Marengo.

Maggie McNeill’s recipe post inspired me to dig up this Classic Sasha post from November 2003. More recipes to come.

For a good part of my childhood, my mother was a gourmet caterer. By herself, in the kitchen of our Upper West Side apartment,she would plan and cook meals for upper-class New Yorkers. I would help sometimes, although admittedly my assistance would more often than not be of the bowl-licking variety.

The battle of Chicken Marengo.

One of Mom’s signature dishes was chicken Marengo in a hollowed-out brioche. She used it frequently for last-minute events because she only needed to make the brioche.
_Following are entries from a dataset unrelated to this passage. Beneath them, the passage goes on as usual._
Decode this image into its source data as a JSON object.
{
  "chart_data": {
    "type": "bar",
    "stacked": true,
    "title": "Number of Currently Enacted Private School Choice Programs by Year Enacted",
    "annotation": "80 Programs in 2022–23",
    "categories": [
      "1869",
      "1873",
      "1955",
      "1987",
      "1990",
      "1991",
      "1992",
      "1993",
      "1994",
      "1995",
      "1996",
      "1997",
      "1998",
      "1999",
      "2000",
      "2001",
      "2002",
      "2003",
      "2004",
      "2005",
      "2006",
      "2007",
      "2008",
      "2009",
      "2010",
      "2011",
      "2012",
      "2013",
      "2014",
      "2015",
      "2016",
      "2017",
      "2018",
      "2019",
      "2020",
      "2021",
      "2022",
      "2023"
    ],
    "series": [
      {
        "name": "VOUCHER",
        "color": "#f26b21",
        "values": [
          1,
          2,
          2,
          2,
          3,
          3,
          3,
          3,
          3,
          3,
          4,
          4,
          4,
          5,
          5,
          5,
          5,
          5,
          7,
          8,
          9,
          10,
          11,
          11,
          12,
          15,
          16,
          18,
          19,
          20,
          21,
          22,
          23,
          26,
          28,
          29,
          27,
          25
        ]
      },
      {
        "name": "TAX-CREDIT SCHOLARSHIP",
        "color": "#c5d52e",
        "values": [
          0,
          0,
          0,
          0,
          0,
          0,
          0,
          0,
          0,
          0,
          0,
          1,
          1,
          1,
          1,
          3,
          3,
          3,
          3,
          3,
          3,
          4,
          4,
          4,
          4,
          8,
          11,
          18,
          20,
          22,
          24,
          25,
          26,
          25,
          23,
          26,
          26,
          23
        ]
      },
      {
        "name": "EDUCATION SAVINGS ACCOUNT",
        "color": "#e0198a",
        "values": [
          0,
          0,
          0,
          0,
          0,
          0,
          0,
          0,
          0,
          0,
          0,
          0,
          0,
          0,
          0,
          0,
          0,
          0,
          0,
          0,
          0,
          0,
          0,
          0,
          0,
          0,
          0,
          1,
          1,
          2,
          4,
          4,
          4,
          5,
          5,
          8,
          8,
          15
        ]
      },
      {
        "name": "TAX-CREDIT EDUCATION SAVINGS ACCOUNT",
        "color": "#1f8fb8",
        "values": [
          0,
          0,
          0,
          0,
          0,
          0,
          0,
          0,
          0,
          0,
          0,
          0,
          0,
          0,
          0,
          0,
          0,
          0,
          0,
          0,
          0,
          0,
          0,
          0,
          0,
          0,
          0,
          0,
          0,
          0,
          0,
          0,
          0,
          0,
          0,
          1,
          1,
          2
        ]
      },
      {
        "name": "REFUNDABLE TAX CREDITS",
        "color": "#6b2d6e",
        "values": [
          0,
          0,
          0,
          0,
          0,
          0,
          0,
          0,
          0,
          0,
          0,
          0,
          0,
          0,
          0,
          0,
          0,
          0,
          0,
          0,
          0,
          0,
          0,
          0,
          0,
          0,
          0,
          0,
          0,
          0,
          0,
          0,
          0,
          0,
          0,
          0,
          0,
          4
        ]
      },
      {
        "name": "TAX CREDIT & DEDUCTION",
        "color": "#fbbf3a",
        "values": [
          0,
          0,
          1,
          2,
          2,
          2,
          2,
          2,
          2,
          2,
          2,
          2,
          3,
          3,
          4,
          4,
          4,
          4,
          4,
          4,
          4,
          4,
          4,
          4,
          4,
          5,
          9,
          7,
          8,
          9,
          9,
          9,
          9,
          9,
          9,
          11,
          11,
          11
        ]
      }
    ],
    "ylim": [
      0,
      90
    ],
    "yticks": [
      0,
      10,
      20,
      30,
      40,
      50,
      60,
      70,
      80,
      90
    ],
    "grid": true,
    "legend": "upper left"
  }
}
The chicken was prepared, sealed in portion sizes in double-Ziploc bags, and frozen (in our extra-large standing freezer, the only one in our building). All she needed to do at the last minute was grab as many portions as she needed, thaw them, and fill the brioche. Instant showstopper that never failed to impress.
Unfortunately, I got Marengo-ed out at a young age. Not only would Mom use the frozen chicken for her clients, but also for me when she was too busy to cook dinner. Unfrozen chicken Marengo became the default meal of my childhood. It wasn’t long before I point-blank refused to eat it anymore. I reacted to the mere mention of the word “Marengo” much as General Melas must have in his later years.
So why do I give you the recipe here? Well, just because I loathe it and am traumatized by it doesn’t mean it’s not good. Not to mention it’s easy to freeze and reheat.


Chicken Marengo
5 boneless chicken breasts, cut up
2 tablespoons olive oil
2 medium onions, chopped
1 tablespoon flour
1/2 cup water
1/4 cup dry white wine
1 clove garlic, crushed
1/4 teaspoon thyme
3 tablespoons tomato paste (you can use the kind in the squeezy tube)
1/2 teaspoon salt
1/4 teaspoon black pepper
1/2 pound mushrooms, chopped (optional: I don’t use them)
1 tablespoon finely chopped parsley
1. Heat oil in a large frying pan or Dutch oven. Add chicken saute until golden.
2. Add onions and cook until onions are just translucent, not yet brown. Sprinkle with flour and cook for 3 minutes stirring constantly.
3. Add the garlic, thyme, salt, water, wine, tomato paste, and pepper and bring to a boil. Reduce heat, cover and simmer gently for 30 minutes.
4. Set chicken aside. Cover with tinfoil if you plan to serve it immediately.
5. (Optional) Cook mushrooms in the same pan for 15 minutes. Add to chicken, mix thoroughly, sprinkle with parsley and serve with toast points for that authentic Napoleonic campfire touch. Or freeze. Or fill a hollowed-out brioche.